QP: Big files demanding facile answers

There were no leaders, permanent or interim, present for Question Period today, most at the funeral for victims of the Ste-Foy shootings, leaving it to be a much more subdued atmosphere in the Chamber. Denis Lebel led off, worried that softwood lumber and the TPP were not included in the new round of mandate letters. Chrystia Freeland responded by pointing out trade victories they have achieved so far as that they would continue to fight for softwood lumber. Lebel switched to English to ask the same thing, and François-Philippe Champagne stood up to insist that they would fight for new markets. Lebel worried that Canada wasn’t competitive enough to attract jobs, to which Navdeep Bains listed an auto deal that they just signed to get more jobs. Candice Bergen was up next, concern trolling that the government wanted to legalize all drugs. Jane Philpott assured her that they made evidence-based policy, and their marijuana legislation was based on strict control and regulation. Bergen pressed, and Philpott said there were no plans to legalize any other drugs. Alexandre Boulerice led off for the NDP, railing about the loss of electoral reform. Karina Gould read a reply that there was no broad support from Canadians. Boulerice reiterated, and so did Gould. Nathan Cullen tried to insist there was consensus for proportional representation, and that the government didn’t have a mandate to abandon it, but Gould kept reading her points.

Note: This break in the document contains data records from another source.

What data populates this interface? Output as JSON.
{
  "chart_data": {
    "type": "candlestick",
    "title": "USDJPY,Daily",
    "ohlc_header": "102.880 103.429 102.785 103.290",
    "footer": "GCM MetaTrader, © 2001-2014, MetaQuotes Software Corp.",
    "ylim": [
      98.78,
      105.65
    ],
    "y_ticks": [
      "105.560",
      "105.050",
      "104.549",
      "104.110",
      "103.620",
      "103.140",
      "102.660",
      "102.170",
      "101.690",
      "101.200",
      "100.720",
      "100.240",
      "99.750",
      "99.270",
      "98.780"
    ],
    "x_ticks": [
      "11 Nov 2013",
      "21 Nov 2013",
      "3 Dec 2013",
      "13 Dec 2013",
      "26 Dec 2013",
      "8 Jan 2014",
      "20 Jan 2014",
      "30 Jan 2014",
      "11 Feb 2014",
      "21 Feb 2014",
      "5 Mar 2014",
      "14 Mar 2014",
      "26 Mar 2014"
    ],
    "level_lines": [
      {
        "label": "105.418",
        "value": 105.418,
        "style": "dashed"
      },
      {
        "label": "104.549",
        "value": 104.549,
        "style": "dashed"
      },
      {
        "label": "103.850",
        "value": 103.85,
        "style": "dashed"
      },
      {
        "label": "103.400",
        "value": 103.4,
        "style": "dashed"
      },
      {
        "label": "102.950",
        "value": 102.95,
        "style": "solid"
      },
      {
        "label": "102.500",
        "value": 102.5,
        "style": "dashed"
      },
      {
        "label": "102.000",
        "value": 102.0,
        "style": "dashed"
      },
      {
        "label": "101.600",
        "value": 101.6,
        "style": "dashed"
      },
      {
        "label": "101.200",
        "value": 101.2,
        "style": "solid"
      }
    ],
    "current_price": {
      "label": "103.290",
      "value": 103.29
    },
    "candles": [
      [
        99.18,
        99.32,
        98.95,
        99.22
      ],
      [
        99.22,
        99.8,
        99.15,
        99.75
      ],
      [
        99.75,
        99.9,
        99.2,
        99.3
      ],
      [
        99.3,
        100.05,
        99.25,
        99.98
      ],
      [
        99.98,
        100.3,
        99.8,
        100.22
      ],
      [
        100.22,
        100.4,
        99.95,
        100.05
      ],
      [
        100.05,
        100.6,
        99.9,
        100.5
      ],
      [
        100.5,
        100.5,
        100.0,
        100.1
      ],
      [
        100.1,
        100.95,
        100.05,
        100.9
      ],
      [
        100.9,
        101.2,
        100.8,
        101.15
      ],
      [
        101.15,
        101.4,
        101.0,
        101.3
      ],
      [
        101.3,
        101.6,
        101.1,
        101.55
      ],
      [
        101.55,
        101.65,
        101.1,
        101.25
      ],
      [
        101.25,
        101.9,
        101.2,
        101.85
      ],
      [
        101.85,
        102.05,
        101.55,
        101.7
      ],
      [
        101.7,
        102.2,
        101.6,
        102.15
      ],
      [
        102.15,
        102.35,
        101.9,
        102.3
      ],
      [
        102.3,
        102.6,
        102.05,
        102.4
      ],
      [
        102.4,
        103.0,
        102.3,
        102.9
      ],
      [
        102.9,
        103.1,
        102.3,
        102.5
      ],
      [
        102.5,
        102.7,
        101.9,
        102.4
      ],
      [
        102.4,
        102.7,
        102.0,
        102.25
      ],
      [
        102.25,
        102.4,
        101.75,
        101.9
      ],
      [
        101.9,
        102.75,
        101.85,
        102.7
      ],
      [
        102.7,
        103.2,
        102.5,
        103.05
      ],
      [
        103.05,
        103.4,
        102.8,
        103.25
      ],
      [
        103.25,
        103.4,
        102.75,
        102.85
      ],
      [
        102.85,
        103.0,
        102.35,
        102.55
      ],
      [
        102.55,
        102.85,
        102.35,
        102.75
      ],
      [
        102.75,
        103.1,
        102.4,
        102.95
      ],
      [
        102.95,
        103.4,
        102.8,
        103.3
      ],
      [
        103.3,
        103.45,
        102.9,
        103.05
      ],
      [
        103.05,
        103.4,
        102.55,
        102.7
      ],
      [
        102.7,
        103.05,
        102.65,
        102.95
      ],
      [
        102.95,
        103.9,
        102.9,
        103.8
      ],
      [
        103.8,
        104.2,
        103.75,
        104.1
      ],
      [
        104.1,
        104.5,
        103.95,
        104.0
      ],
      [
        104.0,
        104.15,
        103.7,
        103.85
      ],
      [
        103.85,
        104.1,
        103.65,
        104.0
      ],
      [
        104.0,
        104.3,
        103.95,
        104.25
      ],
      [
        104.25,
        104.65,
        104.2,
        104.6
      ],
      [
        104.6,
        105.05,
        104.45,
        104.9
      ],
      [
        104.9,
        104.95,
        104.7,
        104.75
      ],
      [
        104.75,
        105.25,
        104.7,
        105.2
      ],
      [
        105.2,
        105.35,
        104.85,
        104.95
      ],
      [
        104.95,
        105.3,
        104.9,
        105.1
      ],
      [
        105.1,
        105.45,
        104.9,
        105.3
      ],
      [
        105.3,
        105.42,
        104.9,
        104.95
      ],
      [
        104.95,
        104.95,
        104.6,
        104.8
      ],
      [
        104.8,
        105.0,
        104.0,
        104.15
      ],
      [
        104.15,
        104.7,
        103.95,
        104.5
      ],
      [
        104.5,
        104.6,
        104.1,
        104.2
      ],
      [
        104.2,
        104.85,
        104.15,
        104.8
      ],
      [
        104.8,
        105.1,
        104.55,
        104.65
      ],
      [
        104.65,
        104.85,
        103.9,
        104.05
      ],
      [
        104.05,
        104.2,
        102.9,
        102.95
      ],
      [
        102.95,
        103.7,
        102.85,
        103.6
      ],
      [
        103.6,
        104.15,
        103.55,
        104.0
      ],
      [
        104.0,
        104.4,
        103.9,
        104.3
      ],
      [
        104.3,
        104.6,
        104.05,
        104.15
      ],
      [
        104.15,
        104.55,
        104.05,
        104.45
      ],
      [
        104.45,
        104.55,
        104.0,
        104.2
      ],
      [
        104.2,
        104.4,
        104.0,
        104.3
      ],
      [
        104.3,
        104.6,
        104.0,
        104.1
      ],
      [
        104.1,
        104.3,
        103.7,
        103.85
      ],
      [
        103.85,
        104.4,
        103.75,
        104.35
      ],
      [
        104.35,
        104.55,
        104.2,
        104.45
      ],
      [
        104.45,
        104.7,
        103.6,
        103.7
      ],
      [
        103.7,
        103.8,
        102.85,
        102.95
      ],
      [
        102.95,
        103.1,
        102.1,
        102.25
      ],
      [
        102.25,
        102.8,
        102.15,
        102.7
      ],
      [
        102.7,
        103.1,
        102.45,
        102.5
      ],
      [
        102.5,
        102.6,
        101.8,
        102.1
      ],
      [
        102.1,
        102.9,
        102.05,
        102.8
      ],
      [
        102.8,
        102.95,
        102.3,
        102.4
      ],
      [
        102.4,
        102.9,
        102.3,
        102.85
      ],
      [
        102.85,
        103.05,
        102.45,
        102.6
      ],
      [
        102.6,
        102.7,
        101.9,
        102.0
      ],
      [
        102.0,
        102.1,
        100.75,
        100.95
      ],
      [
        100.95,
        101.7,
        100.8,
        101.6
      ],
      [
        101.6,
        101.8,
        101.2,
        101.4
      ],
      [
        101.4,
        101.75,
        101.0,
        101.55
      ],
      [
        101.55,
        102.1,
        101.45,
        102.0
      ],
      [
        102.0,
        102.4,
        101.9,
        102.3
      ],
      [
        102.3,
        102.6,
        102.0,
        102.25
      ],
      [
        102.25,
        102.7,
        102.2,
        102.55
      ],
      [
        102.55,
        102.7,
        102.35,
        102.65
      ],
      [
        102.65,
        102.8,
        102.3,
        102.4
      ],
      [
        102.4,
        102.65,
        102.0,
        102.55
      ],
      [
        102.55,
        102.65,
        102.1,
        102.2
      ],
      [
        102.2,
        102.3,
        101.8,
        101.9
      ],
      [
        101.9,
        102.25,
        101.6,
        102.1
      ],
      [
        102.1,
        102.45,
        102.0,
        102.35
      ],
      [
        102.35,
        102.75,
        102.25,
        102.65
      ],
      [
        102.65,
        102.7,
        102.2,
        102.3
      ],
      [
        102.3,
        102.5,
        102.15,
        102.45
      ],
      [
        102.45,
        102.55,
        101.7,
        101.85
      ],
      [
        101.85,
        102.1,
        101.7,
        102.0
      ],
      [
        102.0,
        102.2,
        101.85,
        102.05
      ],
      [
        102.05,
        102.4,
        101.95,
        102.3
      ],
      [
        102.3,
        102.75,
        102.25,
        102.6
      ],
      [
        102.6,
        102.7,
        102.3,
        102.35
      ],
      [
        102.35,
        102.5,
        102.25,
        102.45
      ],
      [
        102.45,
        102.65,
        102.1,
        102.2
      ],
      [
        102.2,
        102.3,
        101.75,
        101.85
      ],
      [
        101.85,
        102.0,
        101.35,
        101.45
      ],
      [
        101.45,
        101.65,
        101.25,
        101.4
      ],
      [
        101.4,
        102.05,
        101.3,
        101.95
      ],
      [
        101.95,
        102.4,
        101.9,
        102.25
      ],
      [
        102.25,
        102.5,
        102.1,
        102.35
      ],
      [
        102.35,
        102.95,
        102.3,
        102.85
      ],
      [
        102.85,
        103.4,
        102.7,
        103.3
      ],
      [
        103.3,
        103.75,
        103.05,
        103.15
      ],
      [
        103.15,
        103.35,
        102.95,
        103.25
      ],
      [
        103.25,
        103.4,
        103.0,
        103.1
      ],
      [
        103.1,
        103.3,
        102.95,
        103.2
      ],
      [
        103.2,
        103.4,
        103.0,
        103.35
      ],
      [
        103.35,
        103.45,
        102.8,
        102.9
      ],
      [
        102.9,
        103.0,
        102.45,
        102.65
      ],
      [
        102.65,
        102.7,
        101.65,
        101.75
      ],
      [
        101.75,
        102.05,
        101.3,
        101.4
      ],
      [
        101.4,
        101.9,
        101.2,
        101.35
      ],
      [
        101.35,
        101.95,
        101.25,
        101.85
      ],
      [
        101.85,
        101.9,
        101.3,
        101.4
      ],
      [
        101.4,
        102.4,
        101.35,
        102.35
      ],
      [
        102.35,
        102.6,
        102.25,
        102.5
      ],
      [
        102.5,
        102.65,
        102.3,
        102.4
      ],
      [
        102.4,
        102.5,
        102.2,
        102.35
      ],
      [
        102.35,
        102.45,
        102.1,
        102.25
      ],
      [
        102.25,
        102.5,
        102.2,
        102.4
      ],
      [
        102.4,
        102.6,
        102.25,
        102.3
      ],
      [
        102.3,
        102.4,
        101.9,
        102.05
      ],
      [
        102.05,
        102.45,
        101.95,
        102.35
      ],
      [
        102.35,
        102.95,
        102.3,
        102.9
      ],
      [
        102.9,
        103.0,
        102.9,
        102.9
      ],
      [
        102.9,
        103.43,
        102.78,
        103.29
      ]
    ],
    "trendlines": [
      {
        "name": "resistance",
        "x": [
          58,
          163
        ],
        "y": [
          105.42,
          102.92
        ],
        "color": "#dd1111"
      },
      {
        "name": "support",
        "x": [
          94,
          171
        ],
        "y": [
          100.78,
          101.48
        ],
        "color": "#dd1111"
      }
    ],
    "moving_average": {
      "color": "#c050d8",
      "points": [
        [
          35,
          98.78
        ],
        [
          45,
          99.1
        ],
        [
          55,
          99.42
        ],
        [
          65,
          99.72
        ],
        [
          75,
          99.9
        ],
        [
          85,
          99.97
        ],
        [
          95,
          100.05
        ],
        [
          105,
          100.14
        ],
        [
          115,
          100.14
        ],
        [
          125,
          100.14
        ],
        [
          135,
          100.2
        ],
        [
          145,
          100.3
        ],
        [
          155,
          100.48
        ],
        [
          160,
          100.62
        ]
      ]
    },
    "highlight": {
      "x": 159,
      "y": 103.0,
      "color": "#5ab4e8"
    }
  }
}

Round two, and Gérard Deltell worried about the deficit (Morneau: We are encouraging growth and innovation ), Pierre Poilievre worried about manufacturing jobs under carbon taxes (Bains: We have made harmonizing regulations a key priority), and Diane Watts and Alain Rayes worried that infrastructure spending wasn’t flowing per the PBO’s report earlier today (Sohi: Look at these billions of dollars that are flowing). Jenny Kwan and Hélène Laverdière demanded an end to the safe third country refugee agreement (Hussen: The executive order has no impact on asylum claims made in either country). Rachael Harder, Sylvie Boucher and Marilyn Galdu worried about the renovations for the Status of Women office (Monsef: This way the Minister and department are in the same place). Tracey Ramsey worried about NAFTA renegotiations (Freeland: You’re wrong, the clock has not started), and Ruth Ellen Brosseau gave a plaintive wail about supply management (Freeland: We will continue to defend those interests).

Round three saw questions on funding for Canada 2020, Indigenous suicides, “Sixties scoop” litigation, peacekeeping deployments, the situation in Ukraine, the opioid crisis, electric charging stations at federal buildings, broadband connectivity programme deadlines, and supply management.

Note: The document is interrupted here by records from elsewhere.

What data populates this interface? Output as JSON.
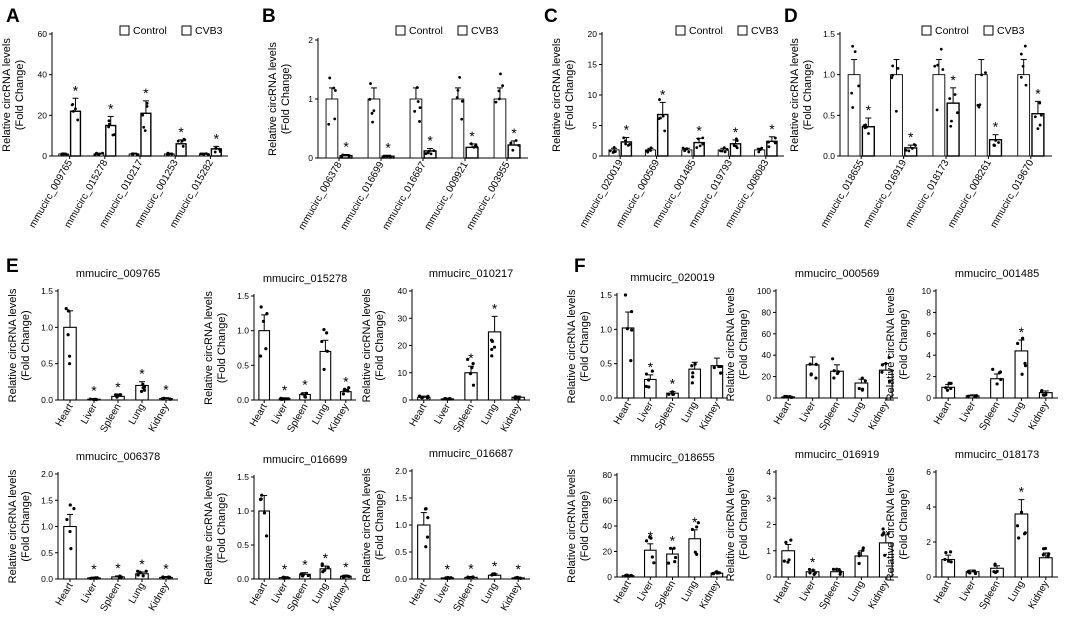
{
  "figure": {
    "colors": {
      "control": "#ffffff",
      "cvb3": "#ffffff",
      "stroke": "#000000",
      "background": "#ffffff"
    },
    "legend_labels": [
      "Control",
      "CVB3"
    ],
    "ylabel_line1": "Relative circRNA levels",
    "ylabel_line2": "(Fold Change)"
  },
  "chart_data": [
    {
      "panel": "A",
      "type": "bar",
      "title": "",
      "categories": [
        "mmucirc_009765",
        "mmucirc_015278",
        "mmucirc_010217",
        "mmucirc_001253",
        "mmucirc_015282"
      ],
      "series": [
        {
          "name": "Control",
          "values": [
            1,
            1,
            1,
            1,
            1
          ]
        },
        {
          "name": "CVB3",
          "values": [
            22,
            15,
            21,
            6,
            3.5
          ]
        }
      ],
      "stars": [
        true,
        true,
        true,
        true,
        true
      ],
      "ylim": [
        0,
        60
      ],
      "yticks": [
        0,
        20,
        40,
        60
      ],
      "ylabel": "Relative circRNA levels (Fold Change)",
      "legend": "top-right"
    },
    {
      "panel": "B",
      "type": "bar",
      "title": "",
      "categories": [
        "mmucirc_006378",
        "mmucirc_016699",
        "mmucirc_016687",
        "mmucirc_009921",
        "mmucirc_003955"
      ],
      "series": [
        {
          "name": "Control",
          "values": [
            1.0,
            1.0,
            1.0,
            1.0,
            1.0
          ]
        },
        {
          "name": "CVB3",
          "values": [
            0.04,
            0.03,
            0.12,
            0.18,
            0.22
          ]
        }
      ],
      "stars": [
        true,
        true,
        true,
        true,
        true
      ],
      "ylim": [
        0,
        2
      ],
      "yticks": [
        0,
        1,
        2
      ],
      "ylabel": "Relative circRNA levels (Fold Change)",
      "legend": "top-right"
    },
    {
      "panel": "C",
      "type": "bar",
      "title": "",
      "categories": [
        "mmucirc_020019",
        "mmucirc_000569",
        "mmucirc_001485",
        "mmucirc_019793",
        "mmucirc_008083"
      ],
      "series": [
        {
          "name": "Control",
          "values": [
            1,
            1,
            1,
            1,
            1
          ]
        },
        {
          "name": "CVB3",
          "values": [
            2.3,
            6.8,
            2.2,
            2.0,
            2.4
          ]
        }
      ],
      "stars": [
        true,
        true,
        true,
        true,
        true
      ],
      "ylim": [
        0,
        20
      ],
      "yticks": [
        0,
        5,
        10,
        15,
        20
      ],
      "ylabel": "Relative circRNA levels (Fold Change)",
      "legend": "top-right"
    },
    {
      "panel": "D",
      "type": "bar",
      "title": "",
      "categories": [
        "mmucirc_018655",
        "mmucirc_016919",
        "mmucirc_018173",
        "mmucirc_008261",
        "mmucirc_019670"
      ],
      "series": [
        {
          "name": "Control",
          "values": [
            1.0,
            1.0,
            1.0,
            1.0,
            1.0
          ]
        },
        {
          "name": "CVB3",
          "values": [
            0.36,
            0.1,
            0.65,
            0.2,
            0.52
          ]
        }
      ],
      "stars": [
        true,
        true,
        true,
        true,
        true
      ],
      "ylim": [
        0,
        1.5
      ],
      "yticks": [
        0,
        0.5,
        1.0,
        1.5
      ],
      "ylabel": "Relative circRNA levels (Fold Change)",
      "legend": "top-right"
    },
    {
      "panel": "E",
      "type": "bar",
      "title": "mmucirc_009765",
      "categories": [
        "Heart",
        "Liver",
        "Spleen",
        "Lung",
        "Kidney"
      ],
      "values": [
        1.0,
        0.01,
        0.05,
        0.2,
        0.02
      ],
      "stars": [
        false,
        true,
        true,
        true,
        true
      ],
      "ylim": [
        0,
        1.5
      ],
      "yticks": [
        0,
        0.5,
        1.0,
        1.5
      ],
      "ylabel": "Relative circRNA levels (Fold Change)"
    },
    {
      "panel": "",
      "type": "bar",
      "title": "mmucirc_015278",
      "categories": [
        "Heart",
        "Liver",
        "Spleen",
        "Lung",
        "Kidney"
      ],
      "values": [
        1.0,
        0.02,
        0.08,
        0.7,
        0.12
      ],
      "stars": [
        false,
        true,
        true,
        false,
        true
      ],
      "ylim": [
        0,
        1.5
      ],
      "yticks": [
        0,
        0.5,
        1.0,
        1.5
      ],
      "ylabel": "Relative circRNA levels (Fold Change)"
    },
    {
      "panel": "",
      "type": "bar",
      "title": "mmucirc_010217",
      "categories": [
        "Heart",
        "Liver",
        "Spleen",
        "Lung",
        "Kidney"
      ],
      "values": [
        1,
        0.4,
        10,
        25,
        1
      ],
      "stars": [
        false,
        false,
        true,
        true,
        false
      ],
      "ylim": [
        0,
        40
      ],
      "yticks": [
        0,
        10,
        20,
        30,
        40
      ],
      "ylabel": "Relative circRNA levels (Fold Change)"
    },
    {
      "panel": "",
      "type": "bar",
      "title": "mmucirc_006378",
      "categories": [
        "Heart",
        "Liver",
        "Spleen",
        "Lung",
        "Kidney"
      ],
      "values": [
        1.0,
        0.02,
        0.04,
        0.1,
        0.03
      ],
      "stars": [
        false,
        true,
        true,
        true,
        true
      ],
      "ylim": [
        0,
        2.0
      ],
      "yticks": [
        0,
        0.5,
        1.0,
        1.5,
        2.0
      ],
      "ylabel": "Relative circRNA levels (Fold Change)"
    },
    {
      "panel": "",
      "type": "bar",
      "title": "mmucirc_016699",
      "categories": [
        "Heart",
        "Liver",
        "Spleen",
        "Lung",
        "Kidney"
      ],
      "values": [
        1.0,
        0.02,
        0.07,
        0.15,
        0.04
      ],
      "stars": [
        false,
        true,
        true,
        true,
        true
      ],
      "ylim": [
        0,
        1.5
      ],
      "yticks": [
        0,
        0.5,
        1.0,
        1.5
      ],
      "ylabel": "Relative circRNA levels (Fold Change)"
    },
    {
      "panel": "",
      "type": "bar",
      "title": "mmucirc_016687",
      "categories": [
        "Heart",
        "Liver",
        "Spleen",
        "Lung",
        "Kidney"
      ],
      "values": [
        1.0,
        0.02,
        0.03,
        0.07,
        0.02
      ],
      "stars": [
        false,
        true,
        true,
        true,
        true
      ],
      "ylim": [
        0,
        2.0
      ],
      "yticks": [
        0,
        0.5,
        1.0,
        1.5,
        2.0
      ],
      "ylabel": "Relative circRNA levels (Fold Change)"
    },
    {
      "panel": "F",
      "type": "bar",
      "title": "mmucirc_020019",
      "categories": [
        "Heart",
        "Liver",
        "Spleen",
        "Lung",
        "Kidney"
      ],
      "values": [
        1.02,
        0.27,
        0.07,
        0.42,
        0.47
      ],
      "stars": [
        false,
        true,
        true,
        false,
        false
      ],
      "ylim": [
        0,
        1.5
      ],
      "yticks": [
        0,
        0.5,
        1.0,
        1.5
      ],
      "ylabel": "Relative circRNA levels (Fold Change)"
    },
    {
      "panel": "",
      "type": "bar",
      "title": "mmucirc_000569",
      "categories": [
        "Heart",
        "Liver",
        "Spleen",
        "Lung",
        "Kidney"
      ],
      "values": [
        1,
        31,
        25,
        14,
        26
      ],
      "stars": [
        false,
        false,
        false,
        false,
        false
      ],
      "ylim": [
        0,
        100
      ],
      "yticks": [
        0,
        20,
        40,
        60,
        80,
        100
      ],
      "ylabel": "Relative circRNA levels (Fold Change)"
    },
    {
      "panel": "",
      "type": "bar",
      "title": "mmucirc_001485",
      "categories": [
        "Heart",
        "Liver",
        "Spleen",
        "Lung",
        "Kidney"
      ],
      "values": [
        1.0,
        0.2,
        1.8,
        4.4,
        0.5
      ],
      "stars": [
        false,
        false,
        false,
        true,
        false
      ],
      "ylim": [
        0,
        10
      ],
      "yticks": [
        0,
        2,
        4,
        6,
        8,
        10
      ],
      "ylabel": "Relative circRNA levels (Fold Change)"
    },
    {
      "panel": "",
      "type": "bar",
      "title": "mmucirc_018655",
      "categories": [
        "Heart",
        "Liver",
        "Spleen",
        "Lung",
        "Kidney"
      ],
      "values": [
        1,
        21,
        18,
        30,
        3
      ],
      "stars": [
        false,
        true,
        true,
        true,
        false
      ],
      "ylim": [
        0,
        80
      ],
      "yticks": [
        0,
        20,
        40,
        60,
        80
      ],
      "ylabel": "Relative circRNA levels (Fold Change)"
    },
    {
      "panel": "",
      "type": "bar",
      "title": "mmucirc_016919",
      "categories": [
        "Heart",
        "Liver",
        "Spleen",
        "Lung",
        "Kidney"
      ],
      "values": [
        1.0,
        0.2,
        0.2,
        0.8,
        1.3
      ],
      "stars": [
        false,
        true,
        false,
        false,
        false
      ],
      "ylim": [
        0,
        4
      ],
      "yticks": [
        0,
        1,
        2,
        3,
        4
      ],
      "ylabel": "Relative circRNA levels (Fold Change)"
    },
    {
      "panel": "",
      "type": "bar",
      "title": "mmucirc_018173",
      "categories": [
        "Heart",
        "Liver",
        "Spleen",
        "Lung",
        "Kidney"
      ],
      "values": [
        1.0,
        0.3,
        0.5,
        3.6,
        1.1
      ],
      "stars": [
        false,
        false,
        false,
        true,
        false
      ],
      "ylim": [
        0,
        6
      ],
      "yticks": [
        0,
        2,
        4,
        6
      ],
      "ylabel": "Relative circRNA levels (Fold Change)"
    }
  ]
}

Overall, it was a mediocre day, but the quality of the questions left a lot to be desired, and there was a hell of a lot of reading on the cabinet side. I’m a bit surprised that it took four days for Hussen to declare that the safe third country agreement that the NDP want suspended has nothing to do with the resettlement of refugees that Trump’s “Muslim ban” is affecting. And Karina Gould needs to step it up a notch or three pronto. Meanwhile, Blaine Calkins’ continued conspiracy theorizing about the SSHRC funding for Canada 2020, and complaining about how they characterized their offices, was tiresome and still a bit gross. That said, the government could have done a better job of answering the question that by prefacing the fact that the granting bodies are arm’s length than the platitudes about supporting science. But I’ll let Paul Wells take it from here:

Sartorially speaking, snaps go out to Shannon Stubbs for a burgundy dress with a black jacket, and to Arif Virani for a tailored dark grey suit with a white shirt and a red tie and pocket square. Style citations go out to Mark Holland for a navy suit with a bright pink shirt and light blue bow-tie, and to Maryam Monsef for a black smock with a large florals and a long black sweater.